What are the objections? They amount to the same complaints that have previously been recognized as bogus as applied to government funding. To wit:
"If you propose to increase spending by less than we want, it's a cut."
So the claim is made that
In his 2003 State of the Union address, President Bush touted a plan that mandates a 70 percent cut in air pollution from power plants over the next 15 years. But why is the Administration bragging about a plan that will actually result in more pollution than if we simply enforced the existing Clean Air Act?

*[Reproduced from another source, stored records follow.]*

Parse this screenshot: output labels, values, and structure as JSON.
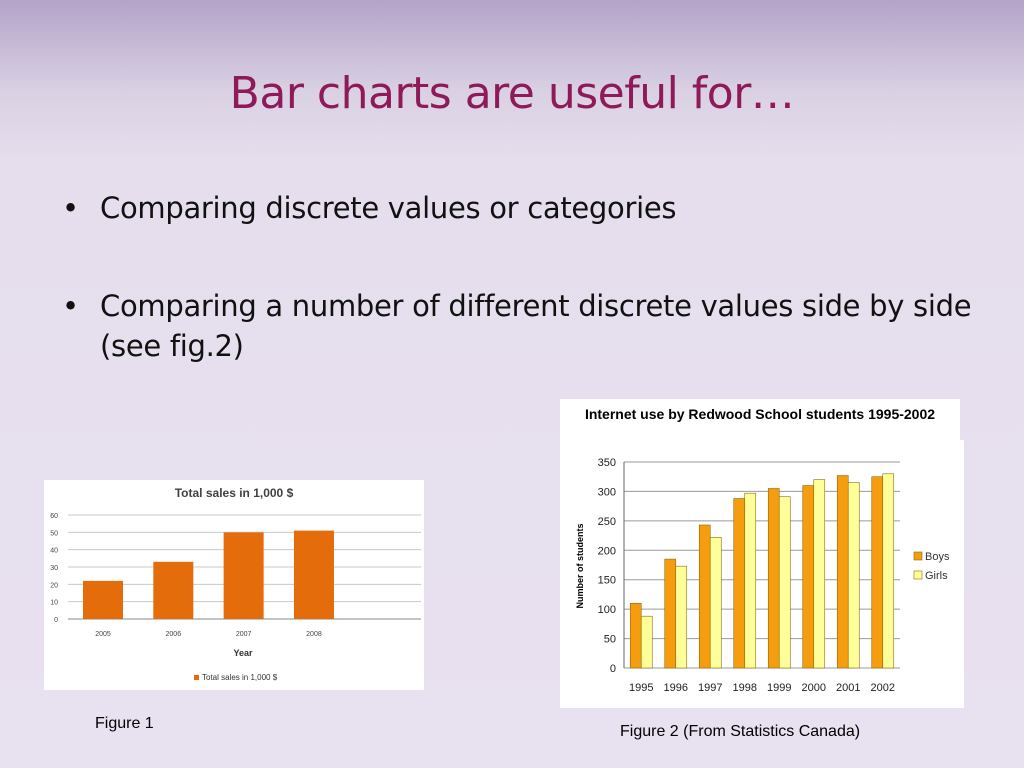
{
  "slide": {
    "title": "Bar charts are useful for…",
    "bullets": [
      "Comparing discrete values or categories",
      "Comparing a number of different discrete values side by side (see fig.2)"
    ],
    "bullet_symbol": "•",
    "figure1_caption": "Figure 1",
    "figure2_caption": "Figure 2 (From Statistics Canada)"
  },
  "chart_data": [
    {
      "type": "bar",
      "title": "Total sales in 1,000 $",
      "xlabel": "Year",
      "ylabel": "",
      "categories": [
        "2005",
        "2006",
        "2007",
        "2008"
      ],
      "series": [
        {
          "name": "Total sales in 1,000 $",
          "values": [
            22,
            33,
            50,
            51
          ],
          "color": "#e46c0a"
        }
      ],
      "ylim": [
        0,
        60
      ],
      "yticks": [
        0,
        10,
        20,
        30,
        40,
        50,
        60
      ],
      "grid": true,
      "legend": "bottom"
    },
    {
      "type": "bar",
      "title": "Internet use by Redwood School students 1995-2002",
      "xlabel": "",
      "ylabel": "Number of students",
      "categories": [
        "1995",
        "1996",
        "1997",
        "1998",
        "1999",
        "2000",
        "2001",
        "2002"
      ],
      "series": [
        {
          "name": "Boys",
          "values": [
            110,
            185,
            243,
            288,
            305,
            310,
            327,
            325
          ],
          "color": "#f59d0f"
        },
        {
          "name": "Girls",
          "values": [
            88,
            173,
            222,
            297,
            291,
            320,
            315,
            330
          ],
          "color": "#ffff99"
        }
      ],
      "ylim": [
        0,
        350
      ],
      "yticks": [
        0,
        50,
        100,
        150,
        200,
        250,
        300,
        350
      ],
      "grid": true,
      "legend": "right"
    }
  ]
}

Note that the statement is not, even at the outset of this document, that the proposal is to increase pollution, but to fail to reduce it by as much as currently promised, which is not guaranteed.
Here's an industry statement on the controversy, from the Foundation for Clean Air Progress.
Unfortunately, I live in the real world, not in the fantasy world where hopes for the future can claim to be etched in stone as inarguable fact. Obviously there are competing interests, and competing claims, and people can choose sides and go with a more measured reduction in pollutants that, sure, may benefit the businesses involved, or go with a more aggressive reduction with potentially higher costs to the economy that reduce growth. That, however, is a policy discussion, and both approaches still amount to reductions.
Back in 1965 the government claimed, when Medicare was established, that it would always pay physicians at full fee for service, and that is certainly not the case now. The Sierra Club's hopes for pollutant levels under the prior 1970 Clean Air Act (updated in 1977 and 1990) does not amount to certainty about what those levels would actually be twenty years from now. We know what they are now, and Bush's plan does call for reducing them. This is not an increase in pollution.
Perhaps that is why Dr. Dean is resorting to invective and hyperbole. He may not have a capacity to win on the facts.